Worse than that, the oven temperature controls are touchy. If you want to cook at one of the oven's pre-programmed temperatures, no problem. Pies and pastry cook at 220ºC, covered dishes at 190º, and the standard convection program sets the temperature at 200º. But if you want to cook pizza, say, or anything else at a very high temperature, you have to be careful. You can set the higher temperature — the controls are electronic — but then if you open and re-close the oven door or otherwise jiggle the stove, the temperture reverts to the lower temperature. That's a problem.
We paid a thousand euros for the Scholtès stove in 2003. For that price, it's been a disappointment. By trading it in, we get a good discount on the new stove, which will end up costing us about 500 euros. Considering the amount of cooking we do over the course of a year, we think it will be a good investment. It would be easy to spend 500 euros in restaurants over the course of a month, and we don't do that.
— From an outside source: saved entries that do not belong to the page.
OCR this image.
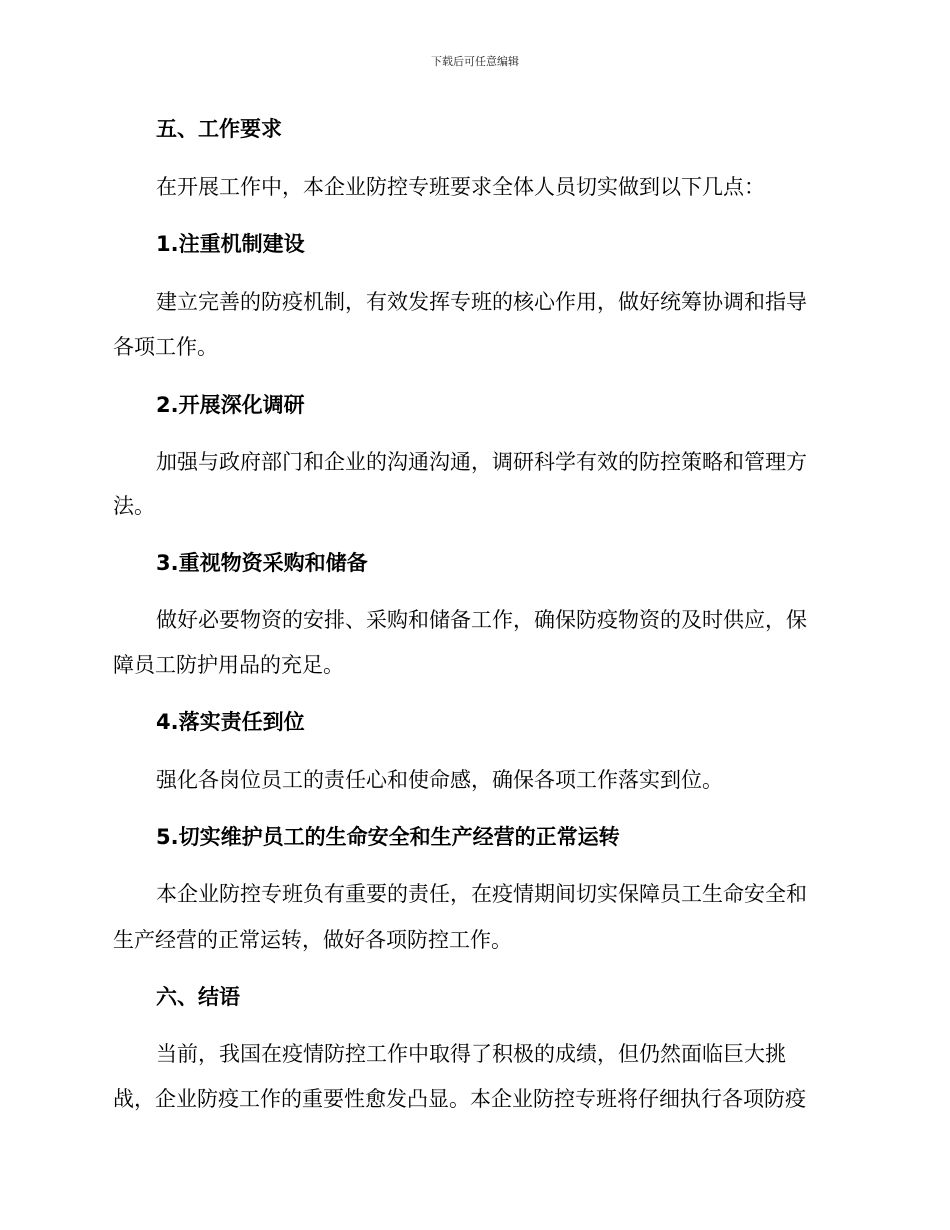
下载后可任意编辑
五、工作要求
在开展工作中，本企业防控专班要求全体人员切实做到以下几点：
1.注重机制建设
建立完善的防疫机制，有效发挥专班的核心作用，做好统筹协调和指导
各项工作。
2.开展深化调研
加强与政府部门和企业的沟通沟通，调研科学有效的防控策略和管理方
法。
3.重视物资采购和储备
做好必要物资的安排、采购和储备工作，确保防疫物资的及时供应，保
障员工防护用品的充足。
4.落实责任到位
强化各岗位员工的责任心和使命感，确保各项工作落实到位。
5.切实维护员工的生命安全和生产经营的正常运转
本企业防控专班负有重要的责任，在疫情期间切实保障员工生命安全和
生产经营的正常运转，做好各项防控工作。
六、结语
当前，我国在疫情防控工作中取得了积极的成绩，但仍然面临巨大挑
战，企业防疫工作的重要性愈发凸显。本企业防控专班将仔细执行各项防疫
So yesterday we went to the store and bought a new stove (in French, une cuisinière). It's a cuisinière mixte made by Brandt, and mixte or "mixed" means it has three gas burners and one electric one on top of an electric oven. It will be delivered next Thursday.
One of the gas burners on the cooktop is rated at 3500W, which will be a lot hotter than anything we have now. There are two other gas burners, and then an electric burner rated 2000W. The oven is also electric, with electronic controls. We are hoping for the best with that.
We realized yesterday, at the proverbial last minute, that oven width was a big issue. We had picked out and were ready to go buy a "mixed" stove made by Electrolux, a Swedish company that has bought out two French appliance manufacturers called Arthur Martin and Faure. The oven on that stove was 41 cm wide. But it also had a 4000W gas burner that we really wanted.
Walt started measuring some of our favorite cooking dishes, and at least four of them are 42 cm wide. That meant we wouldn't be able to use them in the new oven. So we quickly shifted gears and found a Brandt stove with an oven width of 43 cm, which is the same width as our current oven. That's 17 inches. (I bet your American oven is a lot wider.)
So we are getting a slightly wider oven, but a slightly less powerful main burner. We will also have to run the stove on bottled gas — butane in our case. We can buy bottles of butane gas at the supermarket for 15 euros each.
A bottle of butane is supposed to give you about 60 hours of cooking time. We'll keep a spare down in the garage, at the ready. With an electric burner and an electric oven, we shouldn't go through them too fast, we hope. Our frying pans will work better, big pots of soup or water will heat up faster, and our cooking will surely improve. Everybody knows that gas is better than electricity for cooking.
The standard French kitchen appliances are 60 cm or 23½" wide overall. So they are pretty small compared to North American appliances. Kitchens are often much smaller too. But some really good food comes out of small spaces.